Telah diwajibkan pada kita untuk menuntut ilmu, wa bil khusus ilmu agama. Hanya saja mungkin masih ada di antara kita yang tidak mengetahui keutamaanya (semoga tidak banyak). Di sini ijinkanlah saya yang masih jauh dari kata alim ini berbagi sedikit keutamaannya:

1. Dibuka jalan surga baginya
2. Diangkat derajatnya
3. Bukti cinta kepada Allah SWT
4. Mendapatkan pahala yang besar (dalam sebuah riwayat disebutkan bahwa pahalanya senilai dengan pahala haji)
5. Dosa-dosanya diampuni (seluruh penghuni bumi dan langit beristighfar untuk mereka yang menghadiri majelis ilmu)
6. Masih banyak lagi yang lainnya

Keutamaannya sungguh-sungguh besar bukan? Lantas mengapa kita (kita? ah mungkin hanya saya) masih saja malas untuk menuntut ilmu agama?

Ada sedikit ulasan menarik terkait pertanyaan di atas. Jawaban ini saya kutip dari Ust. Nurul Dzikri, Lc dalam sebuah majelis ilmu di Masjid Al Azhar.
Mengapa masih malas? Bisa jadi hal ini dikarenakan keutamaan-keutamaan yang didapat merupakan hal-hal yang ghaib, bukan hal yang konkret. Sedangkan saat ini orang-orang lebih cenderung menyukai hal-hal yang konkret ketimbang yang ghaib. Analaginya begini..

Ada 2 buah majelis ilmu, yang satu menawarkan beras 2 karung, cabe keriting 1 kg, gula pasir 1 kg, dan aneka macam sembako lainnya bagi mereka yang hadir sebelum ustadznya.

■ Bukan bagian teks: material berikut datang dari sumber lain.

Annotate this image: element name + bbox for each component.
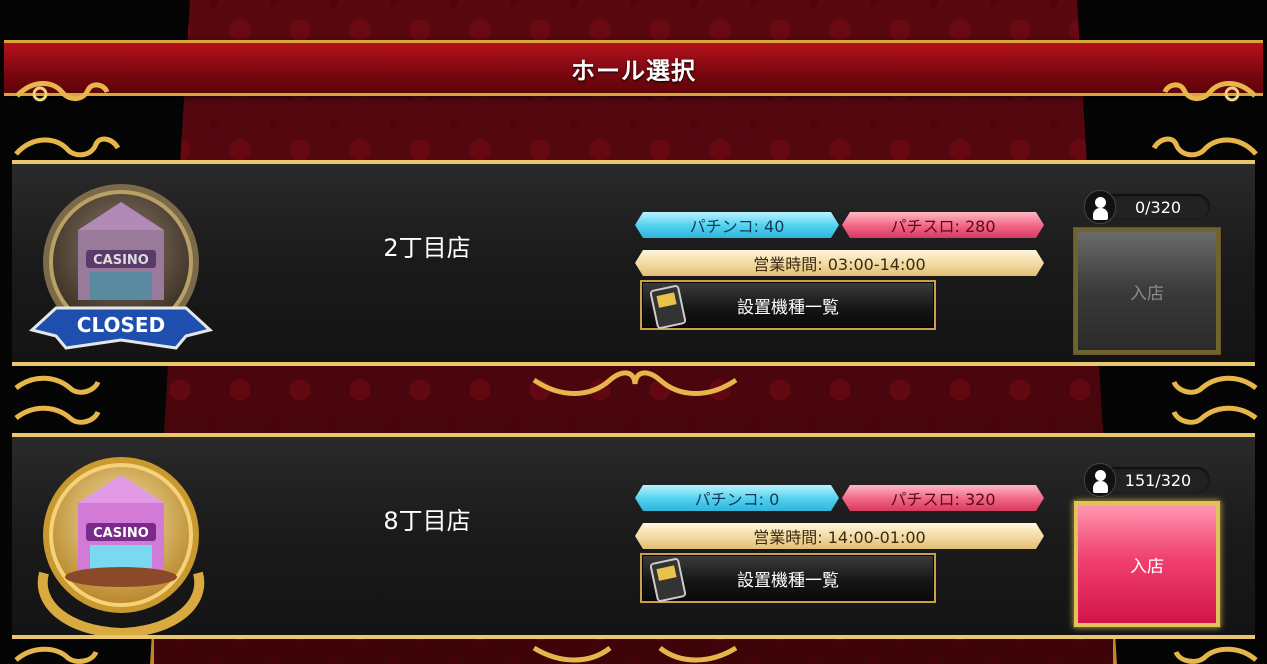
machine-list-button[interactable]: 設置機種一覧 (640, 553, 936, 603)
gold-scroll-ornament-icon (1171, 375, 1258, 425)
hall-name: 2丁目店 (383, 234, 471, 262)
gold-scroll-ornament-icon (1151, 136, 1258, 158)
visitor-count-text: 0/320 (1134, 197, 1182, 217)
gold-scroll-ornament-icon (15, 81, 110, 102)
pachislo-count-badge: パチスロ: 320 (842, 485, 1044, 511)
machine-list-label: 設置機種一覧 (737, 297, 839, 318)
title-bar: ホール選択 (4, 40, 1263, 96)
visitor-count: 0/320 (1084, 190, 1210, 224)
visitor-count: 151/320 (1084, 463, 1210, 497)
machine-list-button[interactable]: 設置機種一覧 (640, 280, 936, 330)
gold-scroll-ornament-icon (14, 646, 99, 664)
svg-text:CASINO: CASINO (93, 526, 149, 541)
enter-hall-button[interactable]: 入店 (1073, 500, 1221, 628)
gold-scroll-ornament-icon (532, 645, 738, 663)
gold-scroll-ornament-icon (532, 370, 738, 396)
slot-machine-icon (649, 558, 687, 602)
page-title: ホール選択 (571, 56, 696, 85)
enter-hall-label: 入店 (1130, 556, 1164, 577)
pachislo-count-badge: パチスロ: 280 (842, 212, 1044, 238)
person-icon (1084, 190, 1116, 224)
visitor-count-text: 151/320 (1124, 470, 1192, 490)
hall-name: 8丁目店 (383, 507, 471, 535)
casino-medal-icon: CASINO CLOSED (28, 184, 214, 350)
machine-list-label: 設置機種一覧 (737, 570, 839, 591)
closed-ribbon: CLOSED (77, 313, 165, 337)
person-icon (1084, 463, 1116, 497)
enter-hall-label: 入店 (1130, 283, 1164, 304)
enter-hall-button[interactable]: 入店 (1073, 227, 1221, 355)
gold-scroll-ornament-icon (1173, 646, 1258, 664)
business-hours-badge: 営業時間: 03:00-14:00 (635, 250, 1044, 276)
gold-scroll-ornament-icon (14, 375, 101, 425)
hall-row: CASINO CLOSED 2丁目店 パチンコ: 40 パチスロ: 280 営業… (12, 160, 1255, 366)
gold-scroll-ornament-icon (14, 136, 121, 158)
slot-machine-icon (649, 285, 687, 329)
pachinko-count-badge: パチンコ: 40 (635, 212, 839, 238)
casino-medal-icon: CASINO (37, 457, 205, 635)
hall-row: CASINO 8丁目店 パチンコ: 0 パチスロ: 320 営業時間: 14:0… (12, 433, 1255, 639)
business-hours-badge: 営業時間: 14:00-01:00 (635, 523, 1044, 549)
svg-text:CASINO: CASINO (93, 253, 149, 268)
pachinko-count-badge: パチンコ: 0 (635, 485, 839, 511)
gold-scroll-ornament-icon (1162, 81, 1257, 102)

Sedangkan majelis ilmu yang kedua menawarkan surga, mendapatkan pahala haji serta diangkat derajatnya bagi mereka yang hadir sebelum ustadznya. Kira-kira manakah dari kedua majelis ilmu tersebut yang lebih banyak peminatnya? Silahkan dijawab sendiri.

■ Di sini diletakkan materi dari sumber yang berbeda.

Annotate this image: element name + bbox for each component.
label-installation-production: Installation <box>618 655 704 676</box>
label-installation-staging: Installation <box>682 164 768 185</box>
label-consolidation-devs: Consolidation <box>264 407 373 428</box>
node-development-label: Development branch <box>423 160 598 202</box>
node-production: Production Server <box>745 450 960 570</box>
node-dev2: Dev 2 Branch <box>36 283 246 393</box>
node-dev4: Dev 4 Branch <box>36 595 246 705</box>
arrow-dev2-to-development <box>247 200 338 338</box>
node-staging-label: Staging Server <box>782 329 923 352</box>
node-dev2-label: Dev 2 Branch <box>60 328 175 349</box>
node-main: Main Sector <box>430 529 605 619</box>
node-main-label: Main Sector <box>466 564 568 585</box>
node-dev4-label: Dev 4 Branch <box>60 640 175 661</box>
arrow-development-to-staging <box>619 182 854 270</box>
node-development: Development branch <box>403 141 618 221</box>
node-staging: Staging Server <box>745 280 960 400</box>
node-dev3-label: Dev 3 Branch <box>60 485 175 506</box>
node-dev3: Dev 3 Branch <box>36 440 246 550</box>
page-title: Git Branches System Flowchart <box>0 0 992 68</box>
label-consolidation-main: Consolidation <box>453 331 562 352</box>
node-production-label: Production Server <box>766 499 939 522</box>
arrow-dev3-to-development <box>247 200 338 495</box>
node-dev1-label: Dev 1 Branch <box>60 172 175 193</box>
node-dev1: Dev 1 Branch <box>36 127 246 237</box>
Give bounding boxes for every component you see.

Lebih lanjut hal ini juga ada kaitannya dengan ciri-ciri orang bertaqwa. Jika kita menilik ciri-ciri orang bertaqwa dalam Alquran, hal pertama yang disebutkan adalah percaya terhadap hal-hal ghaib. Bukan mendirikan solat, menunaikan zakat, bukan pula berpuasa. Jadi jika kita masih juga belum tergerak oleh balasan-balasan yang bersifat ghaib dari Allah maka patutlah kita memeriksa hati kita. Barangkali ada noda hitam di sana.

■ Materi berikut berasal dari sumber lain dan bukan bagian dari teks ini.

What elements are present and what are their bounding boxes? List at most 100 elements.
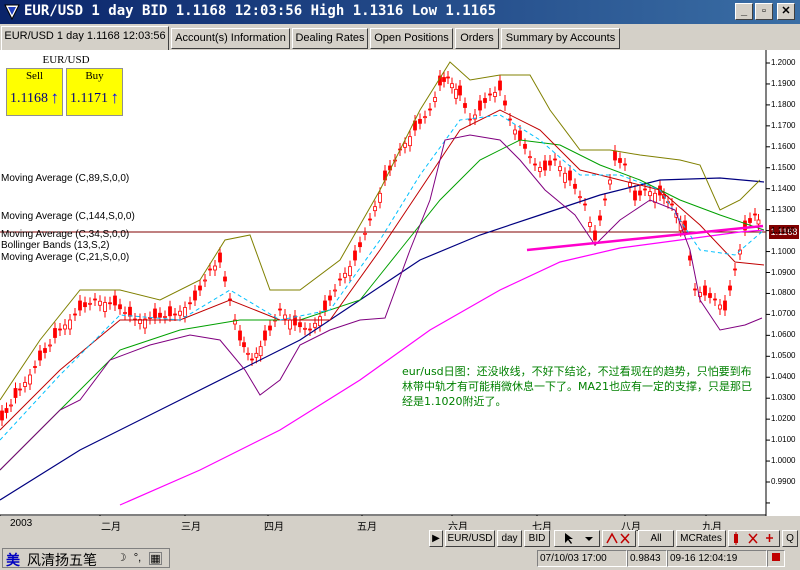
tab-orders[interactable]: Orders [455,28,499,49]
drawing-tools-button[interactable] [602,530,636,547]
candle-body [446,76,450,79]
tab-summary-by-accounts[interactable]: Summary by Accounts [501,28,620,49]
indicator-label-ma21[interactable]: Moving Average (C,21,S,0,0) [1,252,129,263]
candle-body [173,313,177,316]
candle-body [358,242,362,248]
minimize-button[interactable]: _ [735,3,753,20]
candle-body [254,352,259,358]
chart-scroll-bar: ▶ EUR/USD day BID All MCRates Q [0,530,800,547]
price-tick-label: 1.1700 [771,120,796,130]
candle-body [338,278,342,281]
symbol-button[interactable]: EUR/USD [445,530,495,547]
sell-box[interactable]: Sell 1.1168 ↑ [6,68,63,116]
sell-price: 1.1168 [10,91,48,106]
price-tick-label: 1.0300 [771,393,796,403]
bid-ask-button[interactable]: BID [524,530,550,547]
status-bar: 美 风清扬五笔 ☽ °, ▦ 07/10/03 17:00 0.9843 09-… [0,547,800,570]
candle-body [268,325,272,331]
scroll-left-button[interactable]: ▶ [429,530,443,547]
all-button[interactable]: All [638,530,674,547]
candle-body [78,300,82,311]
candle-body [603,198,607,201]
chart-canvas[interactable] [0,50,800,516]
tab-dealing-rates[interactable]: Dealing Rates [292,28,368,49]
candle-body [163,316,167,318]
candle-body [153,308,157,319]
candle-body [246,352,250,355]
candle-body [123,312,127,314]
candle-body [368,218,372,221]
price-tick-label: 1.0800 [771,288,796,298]
indicator-label-ma34[interactable]: Moving Average (C,34,S,0,0) [1,229,129,240]
candle-body [303,327,307,330]
price-tick-label: 1.0200 [771,414,796,424]
candle-body [198,285,202,291]
indicator-label-ma144[interactable]: Moving Average (C,144,S,0,0) [1,211,135,222]
buy-box[interactable]: Buy 1.1171 ↑ [66,68,123,116]
candle-body [93,298,97,301]
close-button[interactable]: ✕ [777,3,795,20]
time-tick-label: 2003 [10,518,33,529]
buy-price: 1.1171 [70,91,108,106]
analysis-note: eur/usd日图：还没收线，不好下结论，不过看现在的趋势，只怕要到布林带中轨才… [402,365,753,408]
soft-keyboard-icon[interactable]: ▦ [149,552,162,565]
price-tick-label: 1.1900 [771,78,796,88]
price-chart[interactable] [0,50,800,516]
tab-account-information[interactable]: Account(s) Information [171,28,290,49]
maximize-button[interactable]: ▫ [755,3,773,20]
sell-label: Sell [25,70,44,82]
period-button[interactable]: day [497,530,522,547]
candle-body [168,306,172,317]
punctuation-icon[interactable]: °, [131,552,144,565]
buy-label: Buy [85,70,104,82]
candle-body [308,328,312,331]
price-tick-label: 1.1500 [771,162,796,172]
candle-body [703,285,707,296]
candle-body [183,307,187,317]
indicator-label-bollinger[interactable]: Bollinger Bands (13,S,2) [1,240,109,251]
candle-body [13,388,18,398]
sell-up-arrow-icon: ↑ [50,88,60,107]
indicator-label-ma89[interactable]: Moving Average (C,89,S,0,0) [1,173,129,184]
ime-toolbar[interactable]: 美 风清扬五笔 ☽ °, ▦ [2,548,170,568]
tab-eurusd-chart[interactable]: EUR/USD 1 day 1.1168 12:03:56 [1,26,169,50]
candle-body [403,142,407,148]
price-tick-label: 1.0400 [771,372,796,382]
title-bar[interactable]: EUR/USD 1 day BID 1.1168 12:03:56 High 1… [0,0,800,24]
tab-open-positions[interactable]: Open Positions [370,28,453,49]
price-tick-label: 1.0100 [771,435,796,445]
candle-body [653,192,657,203]
candle-body [553,158,557,161]
window-title: EUR/USD 1 day BID 1.1168 12:03:56 High 1… [24,3,497,19]
candle-body [433,97,437,102]
quote-symbol: EUR/USD [42,54,90,66]
ime-name[interactable]: 风清扬五笔 [27,550,97,570]
q-button[interactable]: Q [782,530,798,547]
half-width-moon-icon[interactable]: ☽ [115,552,128,565]
ime-mark[interactable]: 美 [6,550,20,570]
candle-body [263,330,267,341]
candle-body [283,314,287,320]
candle-body [98,300,102,306]
candle-body [648,191,652,197]
candle-body [693,288,697,291]
candle-body [348,266,352,277]
price-tick-label: 1.1800 [771,99,796,109]
candle-body [378,192,382,203]
candle-body [223,276,227,282]
candle-body [548,160,552,166]
chart-tools-button[interactable] [728,530,780,547]
candle-body [513,129,517,135]
candle-body [288,319,292,330]
candle-body [53,328,57,338]
candle-body [598,215,602,221]
candle-body [543,160,547,171]
cursor-tool-button[interactable] [554,530,600,547]
candle-body [608,179,612,185]
mcrates-button[interactable]: MCRates [676,530,726,547]
candle-body [28,374,32,385]
candle-body [454,88,458,99]
candle-body [128,306,132,317]
status-indicator [767,550,785,567]
chart-background [0,50,800,516]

Patutlah kita malu pada Imam Syafi’i yang yatim lagi miskin kala itu hanya bermodalkan telapak tangan, jari, serta ludahnya untuk membantunya mengingat setiap tetes ilmu yang disampaikan oleh gurunya, Imam Malik. Lah, emang bisa nulis pake ludah? Silahkan dijawab sendiri.
Patutlah pula kita malu pada para salafus shaleh yang rela menjual perabot rumah tangga hingga atap rumahnya demi menghadiri majelis ilmu.

Sedangkan kita? Silahkan tanya pada hati kita masing-masing…


NB: Maafkanlah kekurangan saya dalam menulis ulang ilmu yang saya dapat. Semoga kekurangan tersebut tidak mengurangi intisari dari ilmu yang coba saya sampaikan. Jika ada yang salah mohon dibenarkan. Jika ada yang kurang mohon dilengkapi.

Semoga bermanfaat.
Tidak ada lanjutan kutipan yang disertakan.